14. In Rabaul Shipping Ltd v Rita Ruru (2002) N2022 Kandakasi J (as he then was) in his discussion of the mandatory requirements of sections 220, 221, 226 & 227 stated;


“The word “shall” is used in these sections. The words used in these provisions are so plain and clear that there is no room for any argument as to when and where an appeal can be lodged and when it should be prosecuted before the National Court. The words of s 220(2) makes it clear that an appeal against a decision of the District Court should be lodged with the Clerk of Court of the District Court by which the conviction, order or adjudication was made.

This must be done within a period of one month from the date of the decision appealed against. By virtue of s 221(2) sealed copies of the notice of appeal should be served on the respondent, or respondents if more than one also within one month from the date of the decision appealed against.”


15. His honour went on to state that failure to comply with the requirements of District Courts Act appeal provisions is fatal and renders the appeal non-existent. I adopt His Honour’s pronouncement as that is the position of the law on the issue.

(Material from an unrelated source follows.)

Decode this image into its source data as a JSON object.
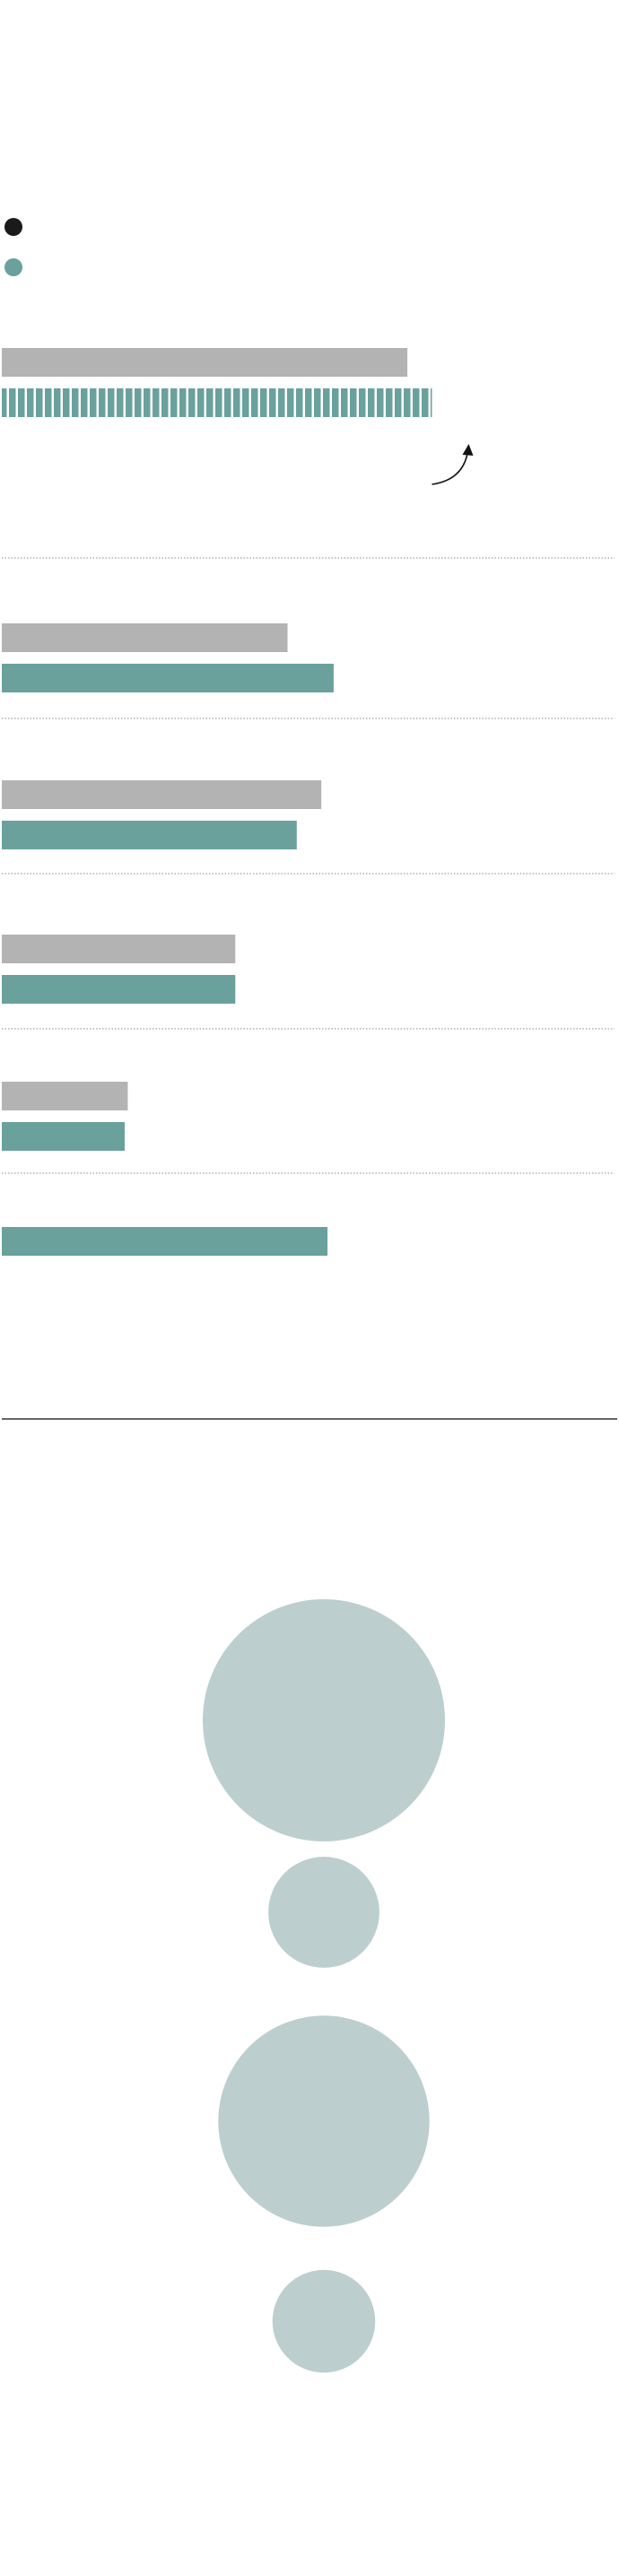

16. Appellant cannot come to court and blame the District Court Clerical Staff of their inefficiency and the lack of assistance to file the relevant appeal documents. She was not happy with the decision. She had the right of appeal. Immediately when the decision was pronounced it was her duty to seek advice from the Clerks at the Registry of the process to follow in filing her appeal or alternatively seek legal aid from established law firms practicing in Kokopo or Rabaul or from the Public Solicitor’s Office. I am pretty sure someone in the legal fraternity would have assisted her.


17. It is clear from all of the above discussion the appeal was filed in breach of the mandatory requirements of sections 220, 221 & 226 of District Courts Act. It would be an abuse of process for the court to deal with the appeal filed in breach of the appeal provisions in the District Courts Act. The appeal proceedings is therefore frivolous and cannot be sustained. Accordingly, motion seeking dismissal of the appellant’s appeal is upheld.


Orders:


  1. Appeal is dismissed.
  2. Judgment of Rabaul District Court delivered on 19 December 2017 to be enforced.
  3. Cost be in the cause.
  4. The time of entry of this order is abridged to the time of settlement by the Assistant Registrar, which shall take place forthwith.